Crawlab provides a streamlined lifecycle management process for spiders through five key phases. This integrated workflow enables teams to develop, deploy, and optimize crawlers efficiently while ensuring data quality and system reliability. The process flows from initial setup to continuous optimization, with built-in feedback loops for iterative improvements.

Key aspects include:

  • Centralized interface for all spider operations
  • Git integration for collaborative development
  • Real-time monitoring of distributed executions
  • Flexible data storage configurations for different use cases
  • Continuous optimization through data insights

Setup

In the setup phase, you can create spiders in Crawlab by defining the spider's settings and execution logic. To start the process, you can navigate to the Spiders list page and click the Create Spider button. Please refer to Spider for more details about spider settings.

For Crawlab Pro users, you can conveniently create spiders from Git repositories by selecting the root path of the spider project of the Git repository.

Management

In the management phase, you can manage your spiders by editing the code, organizing spiders, and syncing changes across nodes.

Edit Code

Crawlab supports flexible code management through its web-based editor and version control integration. Developers can directly modify scripts using the built-in IDE with real-time syntax validation and collaborative editing locks (see Code Editor), ensuring changes propagate instantly across all nodes. The platform's Git integration enables seamless synchronization with repositories, supporting branch management and commit history tracking for team-based development.

Organize Spiders

Projects are the organizational units in Crawlab. You can easily organize spiders with projects, which will group spiders together and make it easier to manage them. Please refer to Projects for more details.

Execution

In the execution phase, you can run tasks by triggering spider runs directly from the spider detail page or via the centralized Tasks interface.

Run Tasks

Crawlab provides flexible task execution options through both UI and API interfaces. Users can trigger spider runs directly from the spider detail page or via the centralized Tasks interface, with configurable parameters including command overrides, node selection (random or specific), and priority levels. The platform's distributed architecture automatically routes tasks to available nodes while providing real-time execution status updates through color-coded indicators in the task list view.

Schedule Tasks

For recurring executions, Crawlab provides robust scheduling capabilities using cron expressions. Users can configure periodic runs through the Schedules with options to:

  • Set precise execution timings using standard cron syntax
  • Inherit or override spider parameters per schedule
  • Enable/disable schedules without deletion
  • View historical executions and next run times

The scheduling system integrates with Crawlab's distributed architecture, automatically propagating schedules across nodes. Scheduled tasks maintain full execution history while preventing node-specific schedule conflicts.

Monitoring

In the monitoring phase, you can monitor the execution of your spiders by viewing the task logs, data previews, notifications, and performance monitoring.

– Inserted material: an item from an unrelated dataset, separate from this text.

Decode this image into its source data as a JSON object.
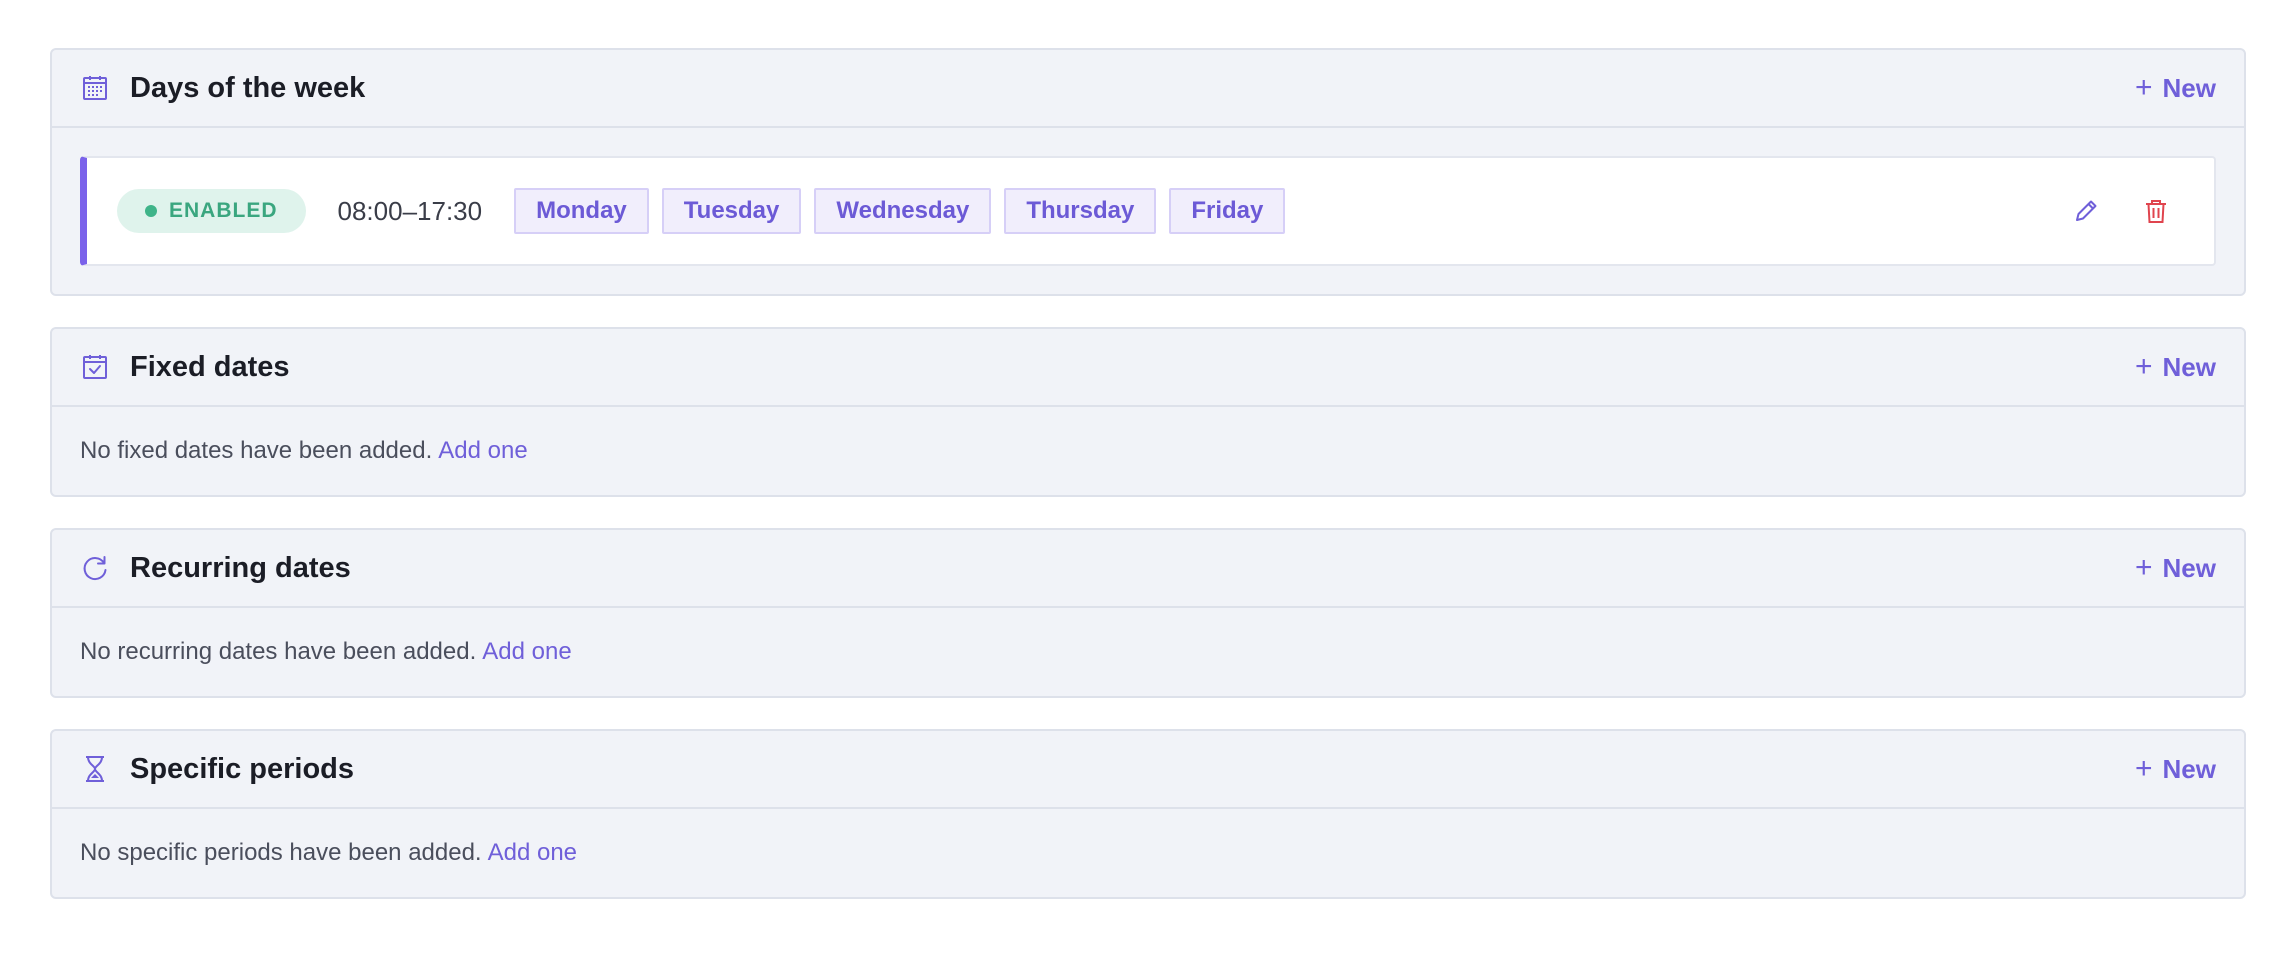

Crawlab provides comprehensive real-time monitoring through its unified Tasks interface. Key monitoring features include:

  • Realtime Task Logs: Track execution progress with real-time task logs
  • Data Previews: Inspect crawled data increments directly in the UI for data preview
  • Notifications: Receive alerts for critical events such as task failures or performance issues
  • Performance Monitoring: Track spider performance metrics and resource utilization

Data Storage

By default, Crawlab will save the collected data to the operational database (MongoDB). Users can easily save scraped data to the configured data collections with minimal data integration.

For Crawlab Pro users, the platform provides flexible data storage options through its Database module. Users can configure different data storage targets (e.g. MongoDB, MySQL, PostgreSQL, etc.) to meet various data processing needs.